Un adolescent de 17 ans a été tué par balle dans la nuit du 13 au 14 juin à Montbéliard. Une enquête pour meurtre est ouverte, deux jeunes placés en garde à vue.

Montbéliard : un adolescent de 17 ans tué par balle, une enquête pour meurtre ouverte
Un mineur a perdu la vie dans la nuit du samedi au dimanche 14 juin 2026 à Montbéliard, dans le Doubs, après avoir été atteint par des tirs d’arme à feu. Le parquet a ouvert une enquête pour homicide volontaire. Deux jeunes hommes du même quartier ont été placés en garde à vue, leurs déclarations jugées contradictoires par les enquêteurs.
Une nuit fatale dans le quartier de la Petite Hollande
C’est peu après 1 heure du matin que les secours ont été dépêchés dans le quartier populaire de la Petite Hollande, à Montbéliard, relate L’Est Républicain. Ils y ont découvert un adolescent de 17 ans inconscient, gisant devant la porte d’un hall d’immeuble. Les médecins ont constaté des impacts de projectile d’arme à feu à la main et à la fesse droite. Malgré une prise en charge immédiate, le jeune homme n’a pas survécu à ses blessures : son décès a été prononcé à 2 h 40.
Les traces laissées sur les lieux témoignent de la violence des faits : une douille a été retrouvée à proximité du corps, et des projections de sang ont été relevées sur la porte du hall. Plusieurs riverains ont rapporté avoir entendu une détonation dans la nuit, sans immédiatement en mesurer la gravité. L’un d’eux a confié avoir d’abord cru à un pétard lié à la fête d’un match de football, dans le contexte de la Coupe du monde alors en cours.
Des circonstances qualifiées de « particulièrement nébuleuses »
Le procureur de la République de Montbéliard, Paul-Édouard Lallois, a communiqué sur l’affaire en soulignant le caractère opaque des circonstances entourant ce drame. Aucune piste n’est pour l’heure privilégiée par les enquêteurs, qui ont été saisis d’une information judiciaire pour homicide volontaire. Une autopsie a été ordonnée afin de préciser les causes exactes de la mort et l’angle des tirs.
Le magistrat a par ailleurs indiqué que la victime, domiciliée dans ce même quartier, faisait l’objet de poursuites judiciaires pour des faits de violences commises en réunion. Cette donnée, si elle ne préjuge en rien des circonstances du drame, constitue un élément de contexte que les enquêteurs devront intégrer à leurs investigations.

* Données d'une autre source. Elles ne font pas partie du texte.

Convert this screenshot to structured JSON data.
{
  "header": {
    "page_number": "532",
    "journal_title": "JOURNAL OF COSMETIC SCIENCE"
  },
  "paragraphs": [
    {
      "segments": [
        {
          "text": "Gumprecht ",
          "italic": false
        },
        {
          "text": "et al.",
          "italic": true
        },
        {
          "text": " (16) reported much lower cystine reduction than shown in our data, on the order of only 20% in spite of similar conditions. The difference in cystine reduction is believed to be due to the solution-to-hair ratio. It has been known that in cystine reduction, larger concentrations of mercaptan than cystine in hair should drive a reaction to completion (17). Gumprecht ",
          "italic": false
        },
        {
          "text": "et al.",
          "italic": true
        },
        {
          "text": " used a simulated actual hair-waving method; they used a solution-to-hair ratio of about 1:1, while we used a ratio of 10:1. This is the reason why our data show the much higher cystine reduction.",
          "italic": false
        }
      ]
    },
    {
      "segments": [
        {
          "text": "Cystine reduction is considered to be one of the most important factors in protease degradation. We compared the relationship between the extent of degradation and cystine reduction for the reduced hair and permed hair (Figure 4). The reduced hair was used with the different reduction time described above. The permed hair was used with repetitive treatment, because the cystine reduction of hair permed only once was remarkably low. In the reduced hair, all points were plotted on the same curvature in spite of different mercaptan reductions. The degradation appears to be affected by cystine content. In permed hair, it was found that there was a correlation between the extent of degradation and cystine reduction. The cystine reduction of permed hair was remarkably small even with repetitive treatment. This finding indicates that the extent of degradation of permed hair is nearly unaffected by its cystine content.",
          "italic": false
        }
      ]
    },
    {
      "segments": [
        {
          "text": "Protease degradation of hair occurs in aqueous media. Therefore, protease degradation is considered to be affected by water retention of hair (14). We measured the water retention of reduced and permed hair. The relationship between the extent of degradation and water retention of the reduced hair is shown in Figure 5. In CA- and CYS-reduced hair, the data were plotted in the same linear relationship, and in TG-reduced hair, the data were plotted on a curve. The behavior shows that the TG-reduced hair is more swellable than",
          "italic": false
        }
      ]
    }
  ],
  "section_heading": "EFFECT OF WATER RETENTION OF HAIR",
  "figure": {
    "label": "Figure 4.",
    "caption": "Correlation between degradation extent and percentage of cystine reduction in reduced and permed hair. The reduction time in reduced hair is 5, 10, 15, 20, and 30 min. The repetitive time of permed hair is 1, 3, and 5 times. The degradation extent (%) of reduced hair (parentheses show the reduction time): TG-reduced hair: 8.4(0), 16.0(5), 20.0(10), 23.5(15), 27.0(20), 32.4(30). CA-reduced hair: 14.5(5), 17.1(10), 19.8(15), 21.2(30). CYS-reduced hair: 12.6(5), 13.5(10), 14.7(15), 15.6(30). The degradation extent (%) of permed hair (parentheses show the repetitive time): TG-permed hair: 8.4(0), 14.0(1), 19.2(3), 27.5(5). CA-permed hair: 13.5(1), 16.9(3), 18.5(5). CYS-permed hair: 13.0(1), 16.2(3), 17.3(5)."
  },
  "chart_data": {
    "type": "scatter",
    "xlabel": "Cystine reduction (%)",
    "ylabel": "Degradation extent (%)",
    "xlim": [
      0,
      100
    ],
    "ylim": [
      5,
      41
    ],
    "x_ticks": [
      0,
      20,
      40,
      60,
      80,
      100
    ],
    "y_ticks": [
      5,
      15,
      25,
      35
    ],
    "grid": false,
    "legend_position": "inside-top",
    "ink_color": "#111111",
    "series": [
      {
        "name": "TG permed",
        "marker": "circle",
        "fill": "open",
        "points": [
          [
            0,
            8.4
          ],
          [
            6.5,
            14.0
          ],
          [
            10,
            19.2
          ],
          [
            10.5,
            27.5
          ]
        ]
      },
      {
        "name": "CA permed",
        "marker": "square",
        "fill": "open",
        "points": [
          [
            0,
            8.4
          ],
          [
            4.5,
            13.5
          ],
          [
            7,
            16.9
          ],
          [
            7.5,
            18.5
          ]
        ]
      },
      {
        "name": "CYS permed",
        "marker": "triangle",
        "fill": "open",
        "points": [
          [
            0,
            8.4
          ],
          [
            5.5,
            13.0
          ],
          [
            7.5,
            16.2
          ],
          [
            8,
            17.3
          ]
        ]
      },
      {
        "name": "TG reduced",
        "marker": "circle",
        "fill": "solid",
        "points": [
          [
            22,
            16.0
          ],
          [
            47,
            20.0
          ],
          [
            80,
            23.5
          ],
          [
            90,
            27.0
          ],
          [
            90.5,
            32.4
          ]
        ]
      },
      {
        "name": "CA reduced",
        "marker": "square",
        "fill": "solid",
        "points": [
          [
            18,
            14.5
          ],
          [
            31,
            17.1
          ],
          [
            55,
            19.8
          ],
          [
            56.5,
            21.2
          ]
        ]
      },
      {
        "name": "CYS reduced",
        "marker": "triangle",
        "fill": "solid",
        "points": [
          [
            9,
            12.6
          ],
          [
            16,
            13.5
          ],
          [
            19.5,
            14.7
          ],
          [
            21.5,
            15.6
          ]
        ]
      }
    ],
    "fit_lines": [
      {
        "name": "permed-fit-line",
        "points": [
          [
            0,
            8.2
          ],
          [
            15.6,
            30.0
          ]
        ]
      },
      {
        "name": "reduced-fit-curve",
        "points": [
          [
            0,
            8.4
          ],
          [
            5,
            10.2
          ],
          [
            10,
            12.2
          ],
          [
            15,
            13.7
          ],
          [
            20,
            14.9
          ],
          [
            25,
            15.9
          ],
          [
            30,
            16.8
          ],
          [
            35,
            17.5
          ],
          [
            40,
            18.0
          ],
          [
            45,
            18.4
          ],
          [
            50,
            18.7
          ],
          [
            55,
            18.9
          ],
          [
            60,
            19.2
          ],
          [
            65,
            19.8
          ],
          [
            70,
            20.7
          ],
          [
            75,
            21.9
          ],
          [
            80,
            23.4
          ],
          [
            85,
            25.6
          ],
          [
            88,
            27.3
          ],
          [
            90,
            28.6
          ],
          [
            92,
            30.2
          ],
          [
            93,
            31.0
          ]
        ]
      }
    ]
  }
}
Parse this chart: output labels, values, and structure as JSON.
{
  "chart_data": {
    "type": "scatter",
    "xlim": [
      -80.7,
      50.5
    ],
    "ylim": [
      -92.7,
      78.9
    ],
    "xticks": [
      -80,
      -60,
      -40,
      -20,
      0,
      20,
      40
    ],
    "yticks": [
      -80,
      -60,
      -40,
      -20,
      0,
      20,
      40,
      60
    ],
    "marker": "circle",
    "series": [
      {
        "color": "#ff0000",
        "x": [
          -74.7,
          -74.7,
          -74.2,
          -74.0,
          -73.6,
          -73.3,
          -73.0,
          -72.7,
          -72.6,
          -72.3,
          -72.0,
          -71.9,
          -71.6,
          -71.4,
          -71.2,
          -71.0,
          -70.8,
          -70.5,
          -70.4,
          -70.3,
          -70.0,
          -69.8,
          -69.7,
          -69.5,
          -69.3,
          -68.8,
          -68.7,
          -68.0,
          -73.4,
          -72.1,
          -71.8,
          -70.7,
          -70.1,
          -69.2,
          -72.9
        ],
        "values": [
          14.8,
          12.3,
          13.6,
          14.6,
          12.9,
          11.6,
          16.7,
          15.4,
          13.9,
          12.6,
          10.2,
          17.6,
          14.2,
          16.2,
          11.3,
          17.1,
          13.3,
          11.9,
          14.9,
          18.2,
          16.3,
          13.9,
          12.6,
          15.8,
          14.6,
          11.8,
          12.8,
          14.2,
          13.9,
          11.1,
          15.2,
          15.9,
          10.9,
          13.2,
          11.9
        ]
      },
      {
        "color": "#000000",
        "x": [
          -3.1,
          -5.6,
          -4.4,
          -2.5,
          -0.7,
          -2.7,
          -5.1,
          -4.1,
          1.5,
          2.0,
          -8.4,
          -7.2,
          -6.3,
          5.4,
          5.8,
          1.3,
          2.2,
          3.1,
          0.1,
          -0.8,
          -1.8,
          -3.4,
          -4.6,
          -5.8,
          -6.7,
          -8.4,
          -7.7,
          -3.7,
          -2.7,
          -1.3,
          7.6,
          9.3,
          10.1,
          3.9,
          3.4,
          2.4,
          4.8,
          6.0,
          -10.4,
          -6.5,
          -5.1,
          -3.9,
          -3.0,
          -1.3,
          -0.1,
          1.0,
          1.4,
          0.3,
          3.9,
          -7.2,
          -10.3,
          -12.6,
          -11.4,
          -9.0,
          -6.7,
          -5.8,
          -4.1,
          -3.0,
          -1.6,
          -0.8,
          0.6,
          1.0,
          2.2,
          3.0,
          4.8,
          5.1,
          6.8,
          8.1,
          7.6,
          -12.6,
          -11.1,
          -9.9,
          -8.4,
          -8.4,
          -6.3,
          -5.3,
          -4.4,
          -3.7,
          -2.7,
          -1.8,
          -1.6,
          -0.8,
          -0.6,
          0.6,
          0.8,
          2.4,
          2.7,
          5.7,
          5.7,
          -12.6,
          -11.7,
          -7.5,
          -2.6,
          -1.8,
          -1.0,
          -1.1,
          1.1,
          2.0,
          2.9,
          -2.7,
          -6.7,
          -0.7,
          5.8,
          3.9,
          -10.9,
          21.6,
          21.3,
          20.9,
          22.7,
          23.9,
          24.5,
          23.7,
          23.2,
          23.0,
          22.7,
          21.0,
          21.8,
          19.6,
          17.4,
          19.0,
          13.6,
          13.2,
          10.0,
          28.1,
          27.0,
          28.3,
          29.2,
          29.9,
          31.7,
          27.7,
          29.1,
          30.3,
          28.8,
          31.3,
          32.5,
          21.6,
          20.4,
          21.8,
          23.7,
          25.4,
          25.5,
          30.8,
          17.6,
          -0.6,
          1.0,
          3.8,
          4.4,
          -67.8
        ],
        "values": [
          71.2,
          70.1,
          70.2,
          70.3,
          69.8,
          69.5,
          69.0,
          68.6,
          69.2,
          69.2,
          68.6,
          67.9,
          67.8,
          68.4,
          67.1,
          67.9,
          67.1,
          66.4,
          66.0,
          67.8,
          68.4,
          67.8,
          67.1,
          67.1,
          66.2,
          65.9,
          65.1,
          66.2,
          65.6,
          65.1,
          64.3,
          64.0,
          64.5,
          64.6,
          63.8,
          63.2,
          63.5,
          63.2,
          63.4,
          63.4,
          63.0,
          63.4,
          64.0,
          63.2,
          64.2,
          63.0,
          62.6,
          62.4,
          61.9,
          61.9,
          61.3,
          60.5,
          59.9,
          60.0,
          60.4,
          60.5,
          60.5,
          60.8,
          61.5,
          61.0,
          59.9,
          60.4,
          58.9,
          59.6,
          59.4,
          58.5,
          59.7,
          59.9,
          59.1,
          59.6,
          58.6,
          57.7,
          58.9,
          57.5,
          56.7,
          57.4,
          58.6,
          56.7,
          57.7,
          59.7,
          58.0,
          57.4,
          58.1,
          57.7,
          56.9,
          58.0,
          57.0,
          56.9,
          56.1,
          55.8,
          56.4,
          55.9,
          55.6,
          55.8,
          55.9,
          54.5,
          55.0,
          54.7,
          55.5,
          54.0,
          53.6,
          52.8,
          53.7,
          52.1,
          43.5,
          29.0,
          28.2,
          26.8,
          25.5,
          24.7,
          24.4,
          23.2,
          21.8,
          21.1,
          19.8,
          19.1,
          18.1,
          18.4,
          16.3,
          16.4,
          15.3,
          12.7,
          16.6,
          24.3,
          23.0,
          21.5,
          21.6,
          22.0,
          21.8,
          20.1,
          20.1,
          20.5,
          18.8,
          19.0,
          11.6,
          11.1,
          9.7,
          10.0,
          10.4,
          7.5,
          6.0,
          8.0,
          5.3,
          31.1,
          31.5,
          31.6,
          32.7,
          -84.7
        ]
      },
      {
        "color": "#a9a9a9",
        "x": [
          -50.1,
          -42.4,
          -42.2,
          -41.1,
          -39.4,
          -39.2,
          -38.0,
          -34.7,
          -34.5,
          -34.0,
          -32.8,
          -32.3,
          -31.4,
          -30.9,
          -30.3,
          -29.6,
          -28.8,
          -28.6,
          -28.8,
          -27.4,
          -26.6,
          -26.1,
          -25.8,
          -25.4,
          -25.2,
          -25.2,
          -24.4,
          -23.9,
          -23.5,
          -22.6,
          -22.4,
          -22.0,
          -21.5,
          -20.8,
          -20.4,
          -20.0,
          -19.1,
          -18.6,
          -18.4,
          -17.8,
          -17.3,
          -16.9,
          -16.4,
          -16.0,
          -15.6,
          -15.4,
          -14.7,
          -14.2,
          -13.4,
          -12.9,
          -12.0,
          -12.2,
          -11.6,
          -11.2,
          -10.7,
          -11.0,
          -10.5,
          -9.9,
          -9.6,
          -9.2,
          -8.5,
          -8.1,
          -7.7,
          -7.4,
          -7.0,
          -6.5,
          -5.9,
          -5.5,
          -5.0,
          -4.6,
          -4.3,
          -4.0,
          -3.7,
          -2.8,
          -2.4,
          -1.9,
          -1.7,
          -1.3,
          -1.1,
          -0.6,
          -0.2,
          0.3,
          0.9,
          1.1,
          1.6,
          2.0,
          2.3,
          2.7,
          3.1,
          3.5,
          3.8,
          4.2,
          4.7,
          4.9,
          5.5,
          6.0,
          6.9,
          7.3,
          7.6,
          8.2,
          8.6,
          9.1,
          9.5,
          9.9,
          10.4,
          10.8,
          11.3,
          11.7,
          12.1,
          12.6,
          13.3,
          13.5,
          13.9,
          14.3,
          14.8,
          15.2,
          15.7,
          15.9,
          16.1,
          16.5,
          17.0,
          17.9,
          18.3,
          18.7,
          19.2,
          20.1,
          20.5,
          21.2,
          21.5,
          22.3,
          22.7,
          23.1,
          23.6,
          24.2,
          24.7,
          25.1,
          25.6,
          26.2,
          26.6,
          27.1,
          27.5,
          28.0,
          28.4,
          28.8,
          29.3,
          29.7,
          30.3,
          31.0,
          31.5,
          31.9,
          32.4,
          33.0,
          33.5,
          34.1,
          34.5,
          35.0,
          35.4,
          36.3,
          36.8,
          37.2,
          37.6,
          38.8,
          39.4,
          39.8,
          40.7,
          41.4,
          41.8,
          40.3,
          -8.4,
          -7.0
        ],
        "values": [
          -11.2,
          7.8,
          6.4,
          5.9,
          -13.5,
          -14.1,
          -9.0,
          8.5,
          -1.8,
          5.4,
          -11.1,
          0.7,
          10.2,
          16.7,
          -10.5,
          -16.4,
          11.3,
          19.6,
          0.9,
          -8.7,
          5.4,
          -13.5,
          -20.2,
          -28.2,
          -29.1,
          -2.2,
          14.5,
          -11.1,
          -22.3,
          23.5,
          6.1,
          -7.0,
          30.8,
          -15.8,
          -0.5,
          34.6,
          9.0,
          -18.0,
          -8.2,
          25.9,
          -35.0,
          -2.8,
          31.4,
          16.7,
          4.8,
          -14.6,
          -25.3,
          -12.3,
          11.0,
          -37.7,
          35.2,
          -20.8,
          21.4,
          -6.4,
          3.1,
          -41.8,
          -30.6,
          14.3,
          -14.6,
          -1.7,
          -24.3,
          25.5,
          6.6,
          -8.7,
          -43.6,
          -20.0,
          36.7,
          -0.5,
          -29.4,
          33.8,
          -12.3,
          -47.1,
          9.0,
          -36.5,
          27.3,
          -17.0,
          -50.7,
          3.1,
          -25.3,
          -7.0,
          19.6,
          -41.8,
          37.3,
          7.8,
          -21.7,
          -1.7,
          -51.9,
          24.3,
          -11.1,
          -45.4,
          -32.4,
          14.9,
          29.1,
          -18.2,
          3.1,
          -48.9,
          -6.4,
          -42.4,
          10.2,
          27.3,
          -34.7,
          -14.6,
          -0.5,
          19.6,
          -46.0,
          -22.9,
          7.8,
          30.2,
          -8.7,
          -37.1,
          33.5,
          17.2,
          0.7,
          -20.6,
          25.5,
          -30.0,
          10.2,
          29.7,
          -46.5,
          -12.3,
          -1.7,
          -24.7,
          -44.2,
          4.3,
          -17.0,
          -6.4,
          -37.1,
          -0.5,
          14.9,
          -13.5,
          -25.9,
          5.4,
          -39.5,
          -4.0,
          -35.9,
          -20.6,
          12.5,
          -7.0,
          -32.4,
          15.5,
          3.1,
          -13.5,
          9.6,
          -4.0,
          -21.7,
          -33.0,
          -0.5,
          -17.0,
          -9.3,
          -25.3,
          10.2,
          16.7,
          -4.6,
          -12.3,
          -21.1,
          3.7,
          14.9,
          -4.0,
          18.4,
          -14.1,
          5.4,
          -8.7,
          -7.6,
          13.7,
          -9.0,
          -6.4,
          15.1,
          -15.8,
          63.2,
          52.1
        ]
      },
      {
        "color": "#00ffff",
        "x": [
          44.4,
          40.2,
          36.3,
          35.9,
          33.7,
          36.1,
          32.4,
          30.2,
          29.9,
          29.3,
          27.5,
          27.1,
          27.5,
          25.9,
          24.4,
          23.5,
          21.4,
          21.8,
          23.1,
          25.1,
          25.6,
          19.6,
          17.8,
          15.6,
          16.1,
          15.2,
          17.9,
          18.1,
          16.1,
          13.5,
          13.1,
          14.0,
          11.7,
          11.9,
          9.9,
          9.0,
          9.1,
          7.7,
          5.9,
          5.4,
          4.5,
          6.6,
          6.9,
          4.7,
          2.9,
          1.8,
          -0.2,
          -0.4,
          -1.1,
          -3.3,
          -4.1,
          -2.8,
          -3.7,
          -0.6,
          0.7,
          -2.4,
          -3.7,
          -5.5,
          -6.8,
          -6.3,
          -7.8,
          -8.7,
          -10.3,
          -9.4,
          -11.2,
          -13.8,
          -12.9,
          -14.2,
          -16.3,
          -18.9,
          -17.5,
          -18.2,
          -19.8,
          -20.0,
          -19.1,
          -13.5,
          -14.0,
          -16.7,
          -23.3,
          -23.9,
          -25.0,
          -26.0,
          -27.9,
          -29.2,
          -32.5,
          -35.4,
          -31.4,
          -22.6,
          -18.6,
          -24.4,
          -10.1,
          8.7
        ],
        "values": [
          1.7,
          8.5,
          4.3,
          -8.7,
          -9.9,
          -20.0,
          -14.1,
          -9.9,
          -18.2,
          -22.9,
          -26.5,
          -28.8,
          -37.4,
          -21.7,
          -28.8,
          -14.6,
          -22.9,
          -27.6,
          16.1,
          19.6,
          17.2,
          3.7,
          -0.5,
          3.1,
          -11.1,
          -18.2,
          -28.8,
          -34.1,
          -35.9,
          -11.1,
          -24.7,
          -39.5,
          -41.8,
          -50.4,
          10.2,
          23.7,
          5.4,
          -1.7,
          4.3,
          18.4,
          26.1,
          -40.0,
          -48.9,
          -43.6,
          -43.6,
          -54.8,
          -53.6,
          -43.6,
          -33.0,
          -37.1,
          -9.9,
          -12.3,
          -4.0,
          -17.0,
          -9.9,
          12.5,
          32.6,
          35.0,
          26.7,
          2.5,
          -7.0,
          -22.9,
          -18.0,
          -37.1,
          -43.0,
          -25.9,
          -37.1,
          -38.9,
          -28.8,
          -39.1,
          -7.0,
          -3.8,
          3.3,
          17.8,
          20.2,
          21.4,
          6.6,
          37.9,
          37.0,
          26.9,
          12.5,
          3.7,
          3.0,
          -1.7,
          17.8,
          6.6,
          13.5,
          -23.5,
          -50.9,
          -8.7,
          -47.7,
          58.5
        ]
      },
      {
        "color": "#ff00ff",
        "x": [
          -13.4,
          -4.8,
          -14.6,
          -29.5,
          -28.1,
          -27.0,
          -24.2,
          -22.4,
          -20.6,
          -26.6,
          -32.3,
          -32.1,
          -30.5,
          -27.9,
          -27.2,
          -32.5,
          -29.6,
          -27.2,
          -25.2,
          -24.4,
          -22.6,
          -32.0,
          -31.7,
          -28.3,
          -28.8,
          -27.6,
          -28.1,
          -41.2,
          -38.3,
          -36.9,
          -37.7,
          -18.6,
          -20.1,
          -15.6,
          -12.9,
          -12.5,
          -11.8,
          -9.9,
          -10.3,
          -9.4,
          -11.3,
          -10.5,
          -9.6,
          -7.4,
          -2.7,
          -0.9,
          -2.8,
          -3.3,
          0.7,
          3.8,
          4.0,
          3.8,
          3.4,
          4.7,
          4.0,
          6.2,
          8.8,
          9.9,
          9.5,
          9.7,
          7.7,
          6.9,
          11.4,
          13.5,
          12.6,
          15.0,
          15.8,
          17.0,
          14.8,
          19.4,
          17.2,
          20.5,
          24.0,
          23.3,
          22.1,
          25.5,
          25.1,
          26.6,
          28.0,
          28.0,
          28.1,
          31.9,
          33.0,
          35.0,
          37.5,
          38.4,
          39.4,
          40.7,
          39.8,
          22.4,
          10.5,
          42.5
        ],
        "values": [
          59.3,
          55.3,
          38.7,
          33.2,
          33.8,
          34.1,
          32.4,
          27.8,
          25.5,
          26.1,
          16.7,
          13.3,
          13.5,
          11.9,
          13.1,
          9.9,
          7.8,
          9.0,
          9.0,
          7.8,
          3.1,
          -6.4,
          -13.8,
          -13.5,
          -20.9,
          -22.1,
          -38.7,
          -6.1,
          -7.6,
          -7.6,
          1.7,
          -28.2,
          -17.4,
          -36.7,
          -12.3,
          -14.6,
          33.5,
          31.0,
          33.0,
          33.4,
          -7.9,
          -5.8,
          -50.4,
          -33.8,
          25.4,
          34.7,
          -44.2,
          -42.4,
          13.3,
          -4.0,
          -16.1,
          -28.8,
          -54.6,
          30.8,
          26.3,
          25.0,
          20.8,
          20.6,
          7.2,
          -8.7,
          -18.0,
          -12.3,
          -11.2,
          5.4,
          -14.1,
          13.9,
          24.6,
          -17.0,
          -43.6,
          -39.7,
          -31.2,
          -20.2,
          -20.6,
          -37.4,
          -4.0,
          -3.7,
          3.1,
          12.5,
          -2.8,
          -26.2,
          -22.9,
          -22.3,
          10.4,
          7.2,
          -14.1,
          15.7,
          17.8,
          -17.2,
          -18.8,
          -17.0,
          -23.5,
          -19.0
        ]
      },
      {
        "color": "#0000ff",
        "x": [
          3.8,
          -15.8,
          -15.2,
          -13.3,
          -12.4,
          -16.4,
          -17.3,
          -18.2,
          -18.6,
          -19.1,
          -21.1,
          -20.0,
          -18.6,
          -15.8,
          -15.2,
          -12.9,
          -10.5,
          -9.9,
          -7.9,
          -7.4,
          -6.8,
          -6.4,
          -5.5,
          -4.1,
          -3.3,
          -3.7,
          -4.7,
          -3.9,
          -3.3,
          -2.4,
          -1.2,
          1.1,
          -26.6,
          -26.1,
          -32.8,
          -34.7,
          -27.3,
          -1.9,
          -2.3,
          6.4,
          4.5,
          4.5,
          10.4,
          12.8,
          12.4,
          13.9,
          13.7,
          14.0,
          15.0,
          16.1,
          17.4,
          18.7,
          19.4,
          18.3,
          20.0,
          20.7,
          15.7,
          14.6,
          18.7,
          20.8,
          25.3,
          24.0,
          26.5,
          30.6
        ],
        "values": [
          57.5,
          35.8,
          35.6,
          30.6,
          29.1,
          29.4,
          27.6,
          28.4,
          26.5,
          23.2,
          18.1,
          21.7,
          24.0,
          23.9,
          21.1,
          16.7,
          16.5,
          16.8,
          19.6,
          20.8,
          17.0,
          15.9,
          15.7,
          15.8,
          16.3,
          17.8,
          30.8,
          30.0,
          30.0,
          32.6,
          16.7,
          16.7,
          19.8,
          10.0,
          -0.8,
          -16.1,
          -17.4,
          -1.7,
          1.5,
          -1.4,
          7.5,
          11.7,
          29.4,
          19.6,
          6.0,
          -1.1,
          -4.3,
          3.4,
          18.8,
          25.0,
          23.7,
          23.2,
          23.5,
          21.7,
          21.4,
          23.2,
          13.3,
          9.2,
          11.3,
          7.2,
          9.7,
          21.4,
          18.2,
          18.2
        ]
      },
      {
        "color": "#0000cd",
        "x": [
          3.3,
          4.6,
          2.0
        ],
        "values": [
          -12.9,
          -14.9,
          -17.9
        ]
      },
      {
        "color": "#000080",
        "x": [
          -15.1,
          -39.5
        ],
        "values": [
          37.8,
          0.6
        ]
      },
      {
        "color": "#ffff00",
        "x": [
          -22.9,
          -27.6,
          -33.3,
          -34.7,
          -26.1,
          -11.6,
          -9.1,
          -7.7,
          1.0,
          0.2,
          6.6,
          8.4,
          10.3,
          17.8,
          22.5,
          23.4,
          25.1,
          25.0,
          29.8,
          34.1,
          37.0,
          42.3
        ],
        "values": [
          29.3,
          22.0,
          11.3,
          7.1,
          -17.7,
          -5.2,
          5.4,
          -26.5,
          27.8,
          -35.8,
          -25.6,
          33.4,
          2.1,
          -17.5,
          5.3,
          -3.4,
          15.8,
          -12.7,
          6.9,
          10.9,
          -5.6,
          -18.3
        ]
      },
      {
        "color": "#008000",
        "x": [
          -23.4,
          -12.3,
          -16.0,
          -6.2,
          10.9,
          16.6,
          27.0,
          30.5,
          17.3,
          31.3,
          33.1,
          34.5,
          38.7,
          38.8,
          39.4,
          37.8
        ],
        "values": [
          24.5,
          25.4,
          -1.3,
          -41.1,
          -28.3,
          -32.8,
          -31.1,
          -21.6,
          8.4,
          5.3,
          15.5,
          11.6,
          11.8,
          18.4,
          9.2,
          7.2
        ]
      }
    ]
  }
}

Deux jeunes en garde à vue, leurs déclarations jugées incohérentes
Deux jeunes hommes, âgés de 20 et 16 ans, résidant eux aussi dans le quartier de la Petite Hollande, ont été placés en garde à vue. C’est eux qui avaient alerté les secours dans la nuit. Selon des sources proches de l’enquête, cette mesure de contrainte s’explique par les incohérences relevées dans leurs premières déclarations aux forces de l’ordre. Ils sont entendus afin de permettre aux enquêteurs de reconstituer la chronologie précise des événements.
L’enquête, confiée à la police judiciaire, devra notamment déterminer l’origine du tir, le mobile éventuel de l’acte, et le rôle exact de chacun des individus présents sur les lieux cette nuit-là.